The cause of this is not yet clearly known, but the leading hypothesis is that they are current or former binary stars that are in the process of merging or have already done so. The merger of two stars would create a single star with larger mass, making it hotter and more luminous than stars of a similar age. If this theory is correct, then blue stragglers would no longer cause a problem for stellar evolution theory; the resulting star would have more hydrogen in its core making it behave like a much younger star. There is evidence in favor of this view, notably that blue straggler stars appear to be much more common in dense regions of clusters, especially in the cores of globular clusters. Since there are more stars per unit volume, collisions and close-encounters are far more likely in clusters than among field stars.
One way to test this hypothesis is to study the pulsations of variable blue straggler stars. The asteroseismological properties of merged stars may be measurably different from those of normal pulsating variables of similar mass and luminosity. However, the measurement of pulsations is very difficult, given the scarcity of variable blue stragglers, the small photometric amplitudes of their pulsations, and the crowded fields these stars are often found in.

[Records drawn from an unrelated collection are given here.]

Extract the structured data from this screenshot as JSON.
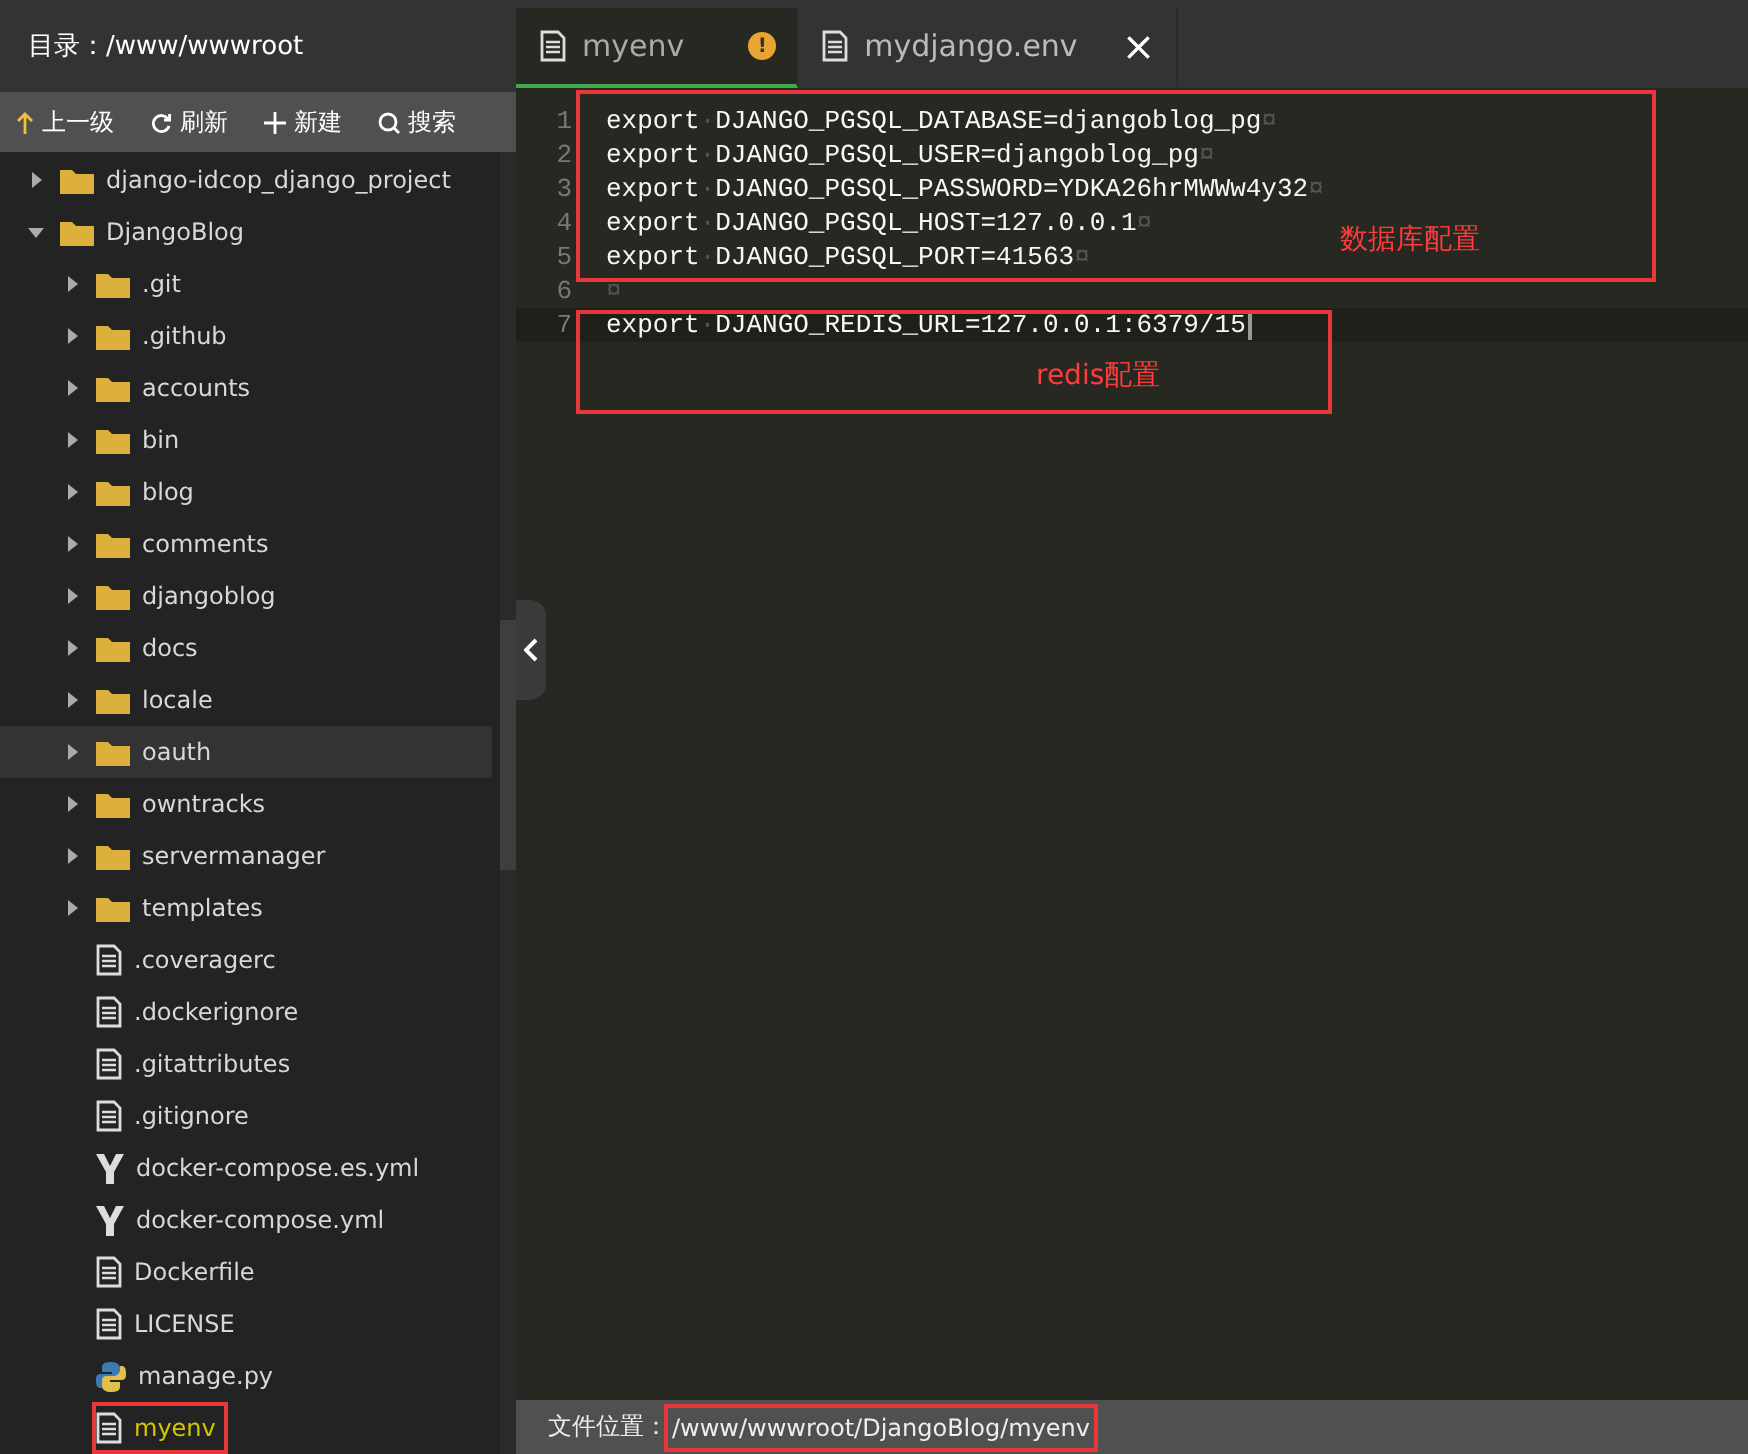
{
  "sidebar": {
    "title": "目录：/www/wwwroot",
    "toolbar": [
      {
        "kind": "up",
        "label": "上一级"
      },
      {
        "kind": "refresh",
        "label": "刷新"
      },
      {
        "kind": "new",
        "label": "新建"
      },
      {
        "kind": "search",
        "label": "搜索"
      }
    ],
    "tree": [
      {
        "kind": "folder",
        "name": "django-idcop_django_project",
        "expanded": false,
        "selected": false,
        "current": false,
        "boxed": false
      },
      {
        "kind": "folder",
        "name": "DjangoBlog",
        "expanded": true,
        "selected": false,
        "current": false,
        "boxed": false,
        "children": [
          {
            "kind": "folder",
            "name": ".git",
            "expanded": false,
            "selected": false,
            "current": false,
            "boxed": false
          },
          {
            "kind": "folder",
            "name": ".github",
            "expanded": false,
            "selected": false,
            "current": false,
            "boxed": false
          },
          {
            "kind": "folder",
            "name": "accounts",
            "expanded": false,
            "selected": false,
            "current": false,
            "boxed": false
          },
          {
            "kind": "folder",
            "name": "bin",
            "expanded": false,
            "selected": false,
            "current": false,
            "boxed": false
          },
          {
            "kind": "folder",
            "name": "blog",
            "expanded": false,
            "selected": false,
            "current": false,
            "boxed": false
          },
          {
            "kind": "folder",
            "name": "comments",
            "expanded": false,
            "selected": false,
            "current": false,
            "boxed": false
          },
          {
            "kind": "folder",
            "name": "djangoblog",
            "expanded": false,
            "selected": false,
            "current": false,
            "boxed": false
          },
          {
            "kind": "folder",
            "name": "docs",
            "expanded": false,
            "selected": false,
            "current": false,
            "boxed": false
          },
          {
            "kind": "folder",
            "name": "locale",
            "expanded": false,
            "selected": false,
            "current": false,
            "boxed": false
          },
          {
            "kind": "folder",
            "name": "oauth",
            "expanded": false,
            "selected": true,
            "current": false,
            "boxed": false
          },
          {
            "kind": "folder",
            "name": "owntracks",
            "expanded": false,
            "selected": false,
            "current": false,
            "boxed": false
          },
          {
            "kind": "folder",
            "name": "servermanager",
            "expanded": false,
            "selected": false,
            "current": false,
            "boxed": false
          },
          {
            "kind": "folder",
            "name": "templates",
            "expanded": false,
            "selected": false,
            "current": false,
            "boxed": false
          },
          {
            "kind": "file",
            "name": ".coveragerc",
            "selected": false,
            "current": false,
            "boxed": false
          },
          {
            "kind": "file",
            "name": ".dockerignore",
            "selected": false,
            "current": false,
            "boxed": false
          },
          {
            "kind": "file",
            "name": ".gitattributes",
            "selected": false,
            "current": false,
            "boxed": false
          },
          {
            "kind": "file",
            "name": ".gitignore",
            "selected": false,
            "current": false,
            "boxed": false
          },
          {
            "kind": "yaml",
            "name": "docker-compose.es.yml",
            "selected": false,
            "current": false,
            "boxed": false
          },
          {
            "kind": "yaml",
            "name": "docker-compose.yml",
            "selected": false,
            "current": false,
            "boxed": false
          },
          {
            "kind": "file",
            "name": "Dockerfile",
            "selected": false,
            "current": false,
            "boxed": false
          },
          {
            "kind": "file",
            "name": "LICENSE",
            "selected": false,
            "current": false,
            "boxed": false
          },
          {
            "kind": "python",
            "name": "manage.py",
            "selected": false,
            "current": false,
            "boxed": false
          },
          {
            "kind": "file",
            "name": "myenv",
            "selected": false,
            "current": true,
            "boxed": true
          }
        ]
      }
    ]
  },
  "tabs": [
    {
      "label": "myenv",
      "selected": true,
      "marker": "!"
    },
    {
      "label": "mydjango.env",
      "selected": false,
      "close": "×"
    }
  ],
  "code": {
    "blocks": [
      {
        "kind": "side",
        "label": "数据库配置",
        "lines": [
          {
            "num": "1",
            "keyword": "export",
            "sep": "·",
            "body": "DJANGO_PGSQL_DATABASE=djangoblog_pg",
            "eol": "¤",
            "current": false
          },
          {
            "num": "2",
            "keyword": "export",
            "sep": "·",
            "body": "DJANGO_PGSQL_USER=djangoblog_pg",
            "eol": "¤",
            "current": false
          },
          {
            "num": "3",
            "keyword": "export",
            "sep": "·",
            "body": "DJANGO_PGSQL_PASSWORD=YDKA26hrMWWw4y32",
            "eol": "¤",
            "current": false
          },
          {
            "num": "4",
            "keyword": "export",
            "sep": "·",
            "body": "DJANGO_PGSQL_HOST=127.0.0.1",
            "eol": "¤",
            "current": false
          },
          {
            "num": "5",
            "keyword": "export",
            "sep": "·",
            "body": "DJANGO_PGSQL_PORT=41563",
            "eol": "¤",
            "current": false
          },
          {
            "num": "6",
            "eol": "¤",
            "current": false
          }
        ]
      },
      {
        "kind": "below",
        "label": "redis配置",
        "lines": [
          {
            "num": "7",
            "keyword": "export",
            "sep": "·",
            "body": "DJANGO_REDIS_URL=127.0.0.1:6379/15",
            "current": true
          }
        ]
      }
    ]
  },
  "status_bar": {
    "label": "文件位置：",
    "path": "/www/wwwroot/DjangoBlog/myenv",
    "boxed": true
  }
}
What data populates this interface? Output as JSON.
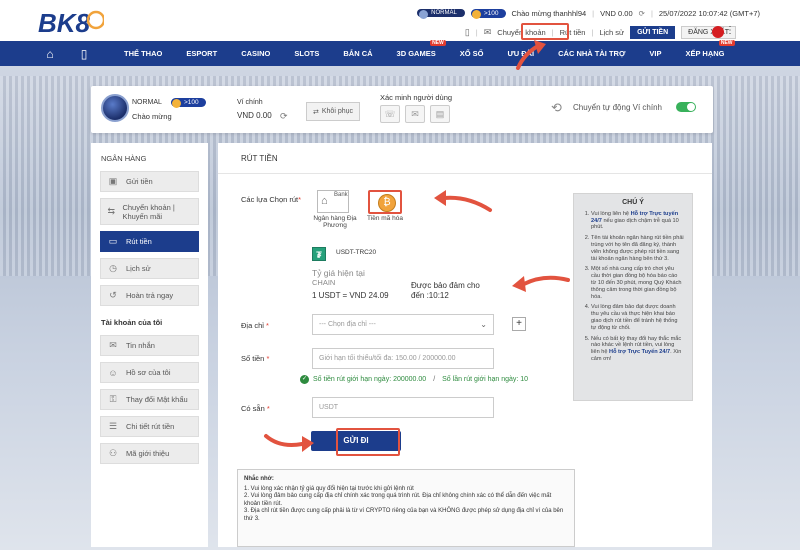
{
  "brand": {
    "logo_text": "BK8",
    "accent": "#1c3d8c",
    "highlight": "#e2533f"
  },
  "topbar": {
    "tier": "NORMAL",
    "level": ">100",
    "greeting": "Chào mừng thanhhl94",
    "balance": "VND 0.00",
    "datetime": "25/07/2022 10:07:42 (GMT+7)",
    "links": [
      "Chuyển khoản",
      "Rút tiền",
      "Lịch sử"
    ],
    "deposit_btn": "GỬI TIỀN",
    "logout_btn": "ĐĂNG XUẤT"
  },
  "nav": {
    "items": [
      {
        "label": "THỂ THAO"
      },
      {
        "label": "ESPORT"
      },
      {
        "label": "CASINO"
      },
      {
        "label": "SLOTS"
      },
      {
        "label": "BẮN CÁ"
      },
      {
        "label": "3D GAMES",
        "hot": "NEW"
      },
      {
        "label": "XỔ SỐ"
      },
      {
        "label": "ƯU ĐÃI"
      },
      {
        "label": "CÁC NHÀ TÀI TRỢ"
      },
      {
        "label": "VIP"
      },
      {
        "label": "XẾP HẠNG",
        "hot": "NEW"
      }
    ]
  },
  "profile": {
    "tier": "NORMAL",
    "level": ">100",
    "hello": "Chào mừng",
    "wallet_label": "Ví chính",
    "wallet_value": "VND 0.00",
    "restore_btn": "Khôi phục",
    "verify_label": "Xác minh người dùng",
    "auto_transfer_label": "Chuyển tự động Ví chính"
  },
  "sidebar": {
    "bank_heading": "NGÂN HÀNG",
    "bank_items": [
      {
        "label": "Gửi tiền",
        "icon": "deposit-icon"
      },
      {
        "label": "Chuyển khoản | Khuyến mãi",
        "icon": "transfer-icon"
      },
      {
        "label": "Rút tiền",
        "icon": "withdraw-icon",
        "active": true
      },
      {
        "label": "Lịch sử",
        "icon": "history-icon"
      },
      {
        "label": "Hoàn trả ngay",
        "icon": "rebate-icon"
      }
    ],
    "account_heading": "Tài khoản của tôi",
    "account_items": [
      {
        "label": "Tin nhắn",
        "icon": "message-icon"
      },
      {
        "label": "Hồ sơ của tôi",
        "icon": "profile-icon"
      },
      {
        "label": "Thay đổi Mật khẩu",
        "icon": "lock-icon"
      },
      {
        "label": "Chi tiết rút tiền",
        "icon": "detail-icon"
      },
      {
        "label": "Mã giới thiệu",
        "icon": "referral-icon"
      }
    ]
  },
  "form": {
    "title": "RÚT TIỀN",
    "options_label": "Các lựa Chọn rút",
    "option_bank_tag": "Bank",
    "option_bank_caption": "Ngân hàng Địa Phương",
    "option_crypto_caption": "Tiền mã hóa",
    "coin_label": "USDT-TRC20",
    "rate_label": "Tỷ giá hiện tại",
    "rate_chain": "CHAIN",
    "rate_value": "1 USDT = VND 24.09",
    "guarantee_label": "Được bảo đảm cho",
    "guarantee_until": "đến :10:12",
    "address_label": "Địa chỉ",
    "address_placeholder": "--- Chọn địa chỉ ---",
    "amount_label": "Số tiền",
    "amount_placeholder": "Giới hạn tối thiểu/tối đa: 150.00 / 200000.00",
    "limit_day": "Số tiền rút giới hạn ngày: 200000.00",
    "limit_count": "Số lần rút giới hạn ngày: 10",
    "available_label": "Có sẵn",
    "available_placeholder": "USDT",
    "submit": "GỬI ĐI"
  },
  "reminder": {
    "title": "Nhắc nhở:",
    "lines": [
      "1. Vui lòng xác nhận tỷ giá quy đổi hiện tại trước khi gửi lệnh rút",
      "2. Vui lòng đảm bảo cung cấp địa chỉ chính xác trong quá trình rút. Địa chỉ không chính xác có thể dẫn đến việc mất khoản tiền rút.",
      "3. Địa chỉ rút tiền được cung cấp phải là từ ví CRYPTO riêng của bạn và KHÔNG được phép sử dụng địa chỉ ví của bên thứ 3."
    ]
  },
  "notes": {
    "title": "CHÚ Ý",
    "items": [
      {
        "pre": "Vui lòng liên hệ ",
        "bold": "Hỗ trợ Trực tuyến 24/7",
        "post": " nếu giao dịch chậm trễ quá 10 phút."
      },
      {
        "pre": "Tên tài khoản ngân hàng rút tiền phải trùng với họ tên đã đăng ký, thành viên không được phép rút tiền sang tài khoản ngân hàng bên thứ 3.",
        "bold": "",
        "post": ""
      },
      {
        "pre": "Một số nhà cung cấp trò chơi yêu cầu thời gian đồng bộ hóa báo cáo từ 10 đến 30 phút, mong Quý Khách thông cảm trong thời gian đồng bộ hóa.",
        "bold": "",
        "post": ""
      },
      {
        "pre": "Vui lòng đảm bảo đạt được doanh thu yêu cầu và thực hiện khai báo giao dịch rút tiền để tránh hệ thống tự động từ chối.",
        "bold": "",
        "post": ""
      },
      {
        "pre": "Nếu có bất kỳ thay đổi hay thắc mắc nào khác về lệnh rút tiền, vui lòng liên hệ ",
        "bold": "Hỗ trợ Trực Tuyến 24/7",
        "post": ". Xin cảm ơn!"
      }
    ]
  }
}
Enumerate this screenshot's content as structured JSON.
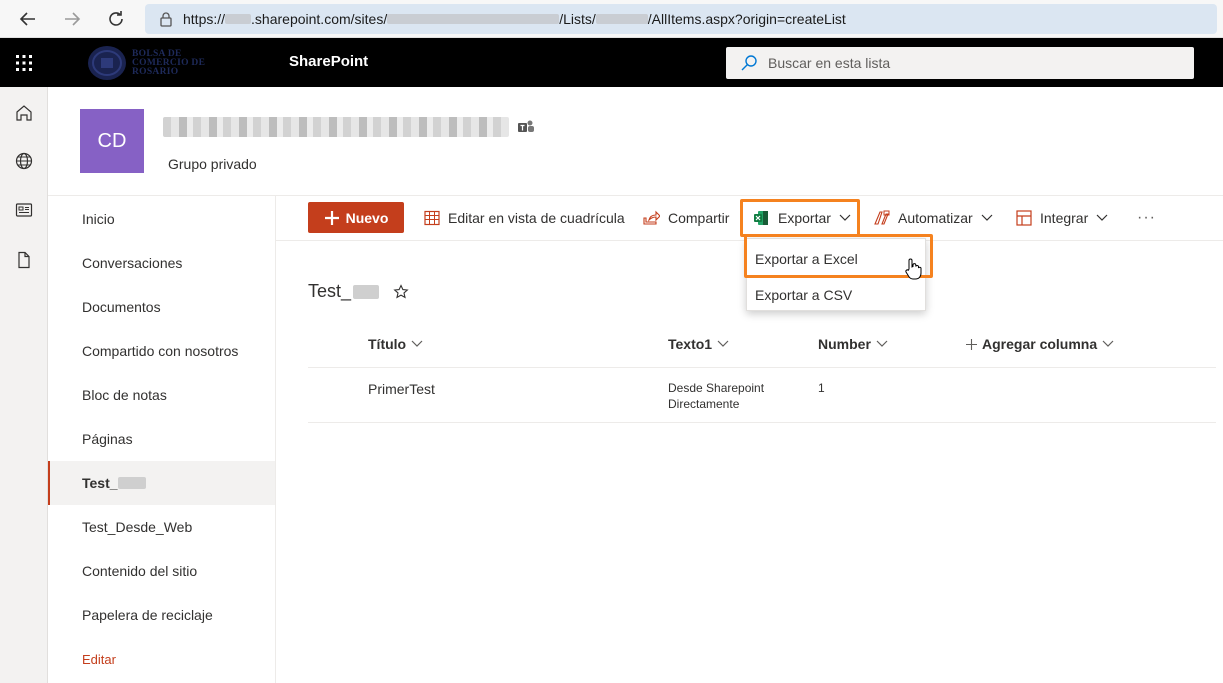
{
  "browser": {
    "url_prefix": "https://",
    "url_domain": ".sharepoint.com/sites/",
    "url_lists": "/Lists/",
    "url_suffix": "/AllItems.aspx?origin=createList"
  },
  "suitebar": {
    "logo_text": "BOLSA DE COMERCIO DE ROSARIO",
    "app_title": "SharePoint",
    "search_placeholder": "Buscar en esta lista"
  },
  "site": {
    "logo_initials": "CD",
    "subtitle": "Grupo privado"
  },
  "nav": {
    "items": [
      {
        "label": "Inicio"
      },
      {
        "label": "Conversaciones"
      },
      {
        "label": "Documentos"
      },
      {
        "label": "Compartido con nosotros"
      },
      {
        "label": "Bloc de notas"
      },
      {
        "label": "Páginas"
      },
      {
        "label": "Test_"
      },
      {
        "label": "Test_Desde_Web"
      },
      {
        "label": "Contenido del sitio"
      },
      {
        "label": "Papelera de reciclaje"
      }
    ],
    "edit_label": "Editar"
  },
  "commands": {
    "new_label": "Nuevo",
    "grid_label": "Editar en vista de cuadrícula",
    "share_label": "Compartir",
    "export_label": "Exportar",
    "automate_label": "Automatizar",
    "integrate_label": "Integrar",
    "more_label": "···"
  },
  "export_menu": {
    "items": [
      {
        "label": "Exportar a Excel"
      },
      {
        "label": "Exportar a CSV"
      }
    ]
  },
  "list": {
    "title": "Test_",
    "columns": [
      "Título",
      "Texto1",
      "Number",
      "Agregar columna"
    ],
    "rows": [
      {
        "titulo": "PrimerTest",
        "texto1_line1": "Desde Sharepoint",
        "texto1_line2": "Directamente",
        "number": "1"
      }
    ]
  },
  "colors": {
    "accent": "#c43e1c",
    "highlight": "#f5821f",
    "site_logo": "#8661c5"
  }
}
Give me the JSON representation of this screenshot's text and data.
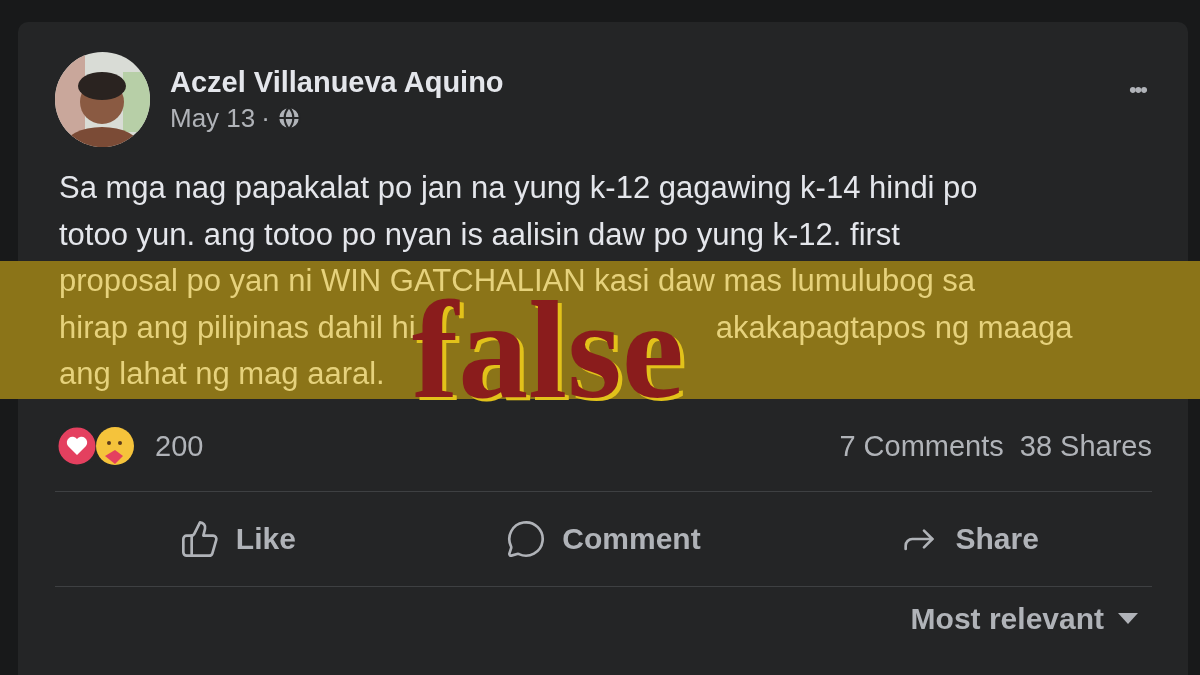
{
  "post": {
    "author": "Aczel Villanueva Aquino",
    "date": "May 13",
    "separator": "·",
    "more": "•••",
    "body_lines": [
      {
        "segments": [
          "Sa mga nag papakalat po jan na yung k-12 gagawing k-14 hindi po"
        ]
      },
      {
        "segments": [
          "totoo yun. ang totoo po nyan is aalisin daw po yung k-12. first"
        ]
      }
    ],
    "reaction_count": "200",
    "comments": "7 Comments",
    "shares": "38 Shares"
  },
  "rating_banner": {
    "stamp": "false",
    "lines": [
      {
        "segments": [
          "proposal po yan ni WIN GATCHALIAN kasi daw mas lumulubog sa"
        ]
      },
      {
        "segments": [
          "hirap ang pilipinas dahil hi",
          "akakapagtapos ng maaga"
        ]
      },
      {
        "segments": [
          "ang lahat ng mag aaral."
        ]
      }
    ]
  },
  "actions": [
    {
      "kind": "like",
      "label": "Like"
    },
    {
      "kind": "comment",
      "label": "Comment"
    },
    {
      "kind": "share",
      "label": "Share"
    }
  ],
  "sort": {
    "label": "Most relevant"
  }
}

Blue stragglers rapidly rotate at a rate of 75 times that of the Sun's rotation. They appear to be two to three times the mass of the other cluster stars present. The most recent research reveals that nearby stars to blue stragglers have significantly less carbon and oxygen than their neighbors. This suggested that one star becomes hotter and bluer by pulling material from an orbiting star. The star that has had material stolen from it has deep regions exposed that show areas where the star’s original carbon had fused into heavier elements. It will later die.